Happy Photoshopping!!!

Make the jump!

Hey everyone, this is just a quick bit related to using layers in Photoshop:  Consider making it a habit to duplicate your background layer as your first step in editing any photo.

Why???

I never do any alterations directly to the original layer. You never know when you’re going to need those pixels just the way they were. During the course of retouching or really getting artistic in a project, you may find there was something back in the original image that you want back. There are ways to re-open and import the image, but it’s just easier to have it sitting at the bottom of the pile, untouched.

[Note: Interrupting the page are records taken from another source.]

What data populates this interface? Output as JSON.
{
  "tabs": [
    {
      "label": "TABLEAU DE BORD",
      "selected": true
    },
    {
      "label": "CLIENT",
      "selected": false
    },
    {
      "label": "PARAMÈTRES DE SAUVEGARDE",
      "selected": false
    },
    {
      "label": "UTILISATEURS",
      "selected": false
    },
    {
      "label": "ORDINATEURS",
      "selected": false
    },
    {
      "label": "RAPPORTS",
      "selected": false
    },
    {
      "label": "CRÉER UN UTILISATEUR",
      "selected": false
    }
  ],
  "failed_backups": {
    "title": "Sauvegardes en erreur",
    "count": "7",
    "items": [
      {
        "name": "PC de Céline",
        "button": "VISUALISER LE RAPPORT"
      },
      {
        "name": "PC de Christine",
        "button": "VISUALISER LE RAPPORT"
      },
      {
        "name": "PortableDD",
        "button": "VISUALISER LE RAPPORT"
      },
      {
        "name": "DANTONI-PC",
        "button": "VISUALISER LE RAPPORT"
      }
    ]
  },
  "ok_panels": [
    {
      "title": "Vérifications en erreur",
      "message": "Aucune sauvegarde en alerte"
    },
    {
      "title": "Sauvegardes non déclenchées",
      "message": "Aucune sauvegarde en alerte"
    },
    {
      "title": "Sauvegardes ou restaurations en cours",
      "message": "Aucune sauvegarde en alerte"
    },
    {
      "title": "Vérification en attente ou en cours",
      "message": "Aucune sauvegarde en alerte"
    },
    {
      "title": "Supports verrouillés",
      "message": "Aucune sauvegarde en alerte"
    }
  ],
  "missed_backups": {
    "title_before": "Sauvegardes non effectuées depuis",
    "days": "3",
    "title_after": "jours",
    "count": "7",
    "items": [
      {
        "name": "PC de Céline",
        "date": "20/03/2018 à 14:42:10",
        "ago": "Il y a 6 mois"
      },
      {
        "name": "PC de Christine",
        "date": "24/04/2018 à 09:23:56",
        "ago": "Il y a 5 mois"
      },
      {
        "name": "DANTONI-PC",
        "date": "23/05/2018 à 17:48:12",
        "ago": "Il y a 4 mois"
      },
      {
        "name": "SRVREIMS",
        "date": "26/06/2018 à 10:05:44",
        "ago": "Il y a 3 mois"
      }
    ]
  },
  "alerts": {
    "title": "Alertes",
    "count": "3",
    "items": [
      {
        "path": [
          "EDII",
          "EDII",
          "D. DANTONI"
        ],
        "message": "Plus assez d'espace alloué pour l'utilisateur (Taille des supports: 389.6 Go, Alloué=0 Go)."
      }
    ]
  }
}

I also frequently will do a quick before/after check if I’m retouching portraits to make sure that I haven’t gone too far with a particular edit…trust me, it happens and you can make your subject look really kinda creepy pretty quick if you aren’t careful.

So as soon as I open an image I hit Ctrl/Cmd + J (by the way – for those who may not know what that is, it’s shorthand for holding down the control key on a PC or command key on a Mac and then pressing J). There are other ways to make a duplicate layer which were covered in my beginning tutorial on layers (here), but the “J” key shortcut is nice and quick.

That’s all for this post. Happy shooting!!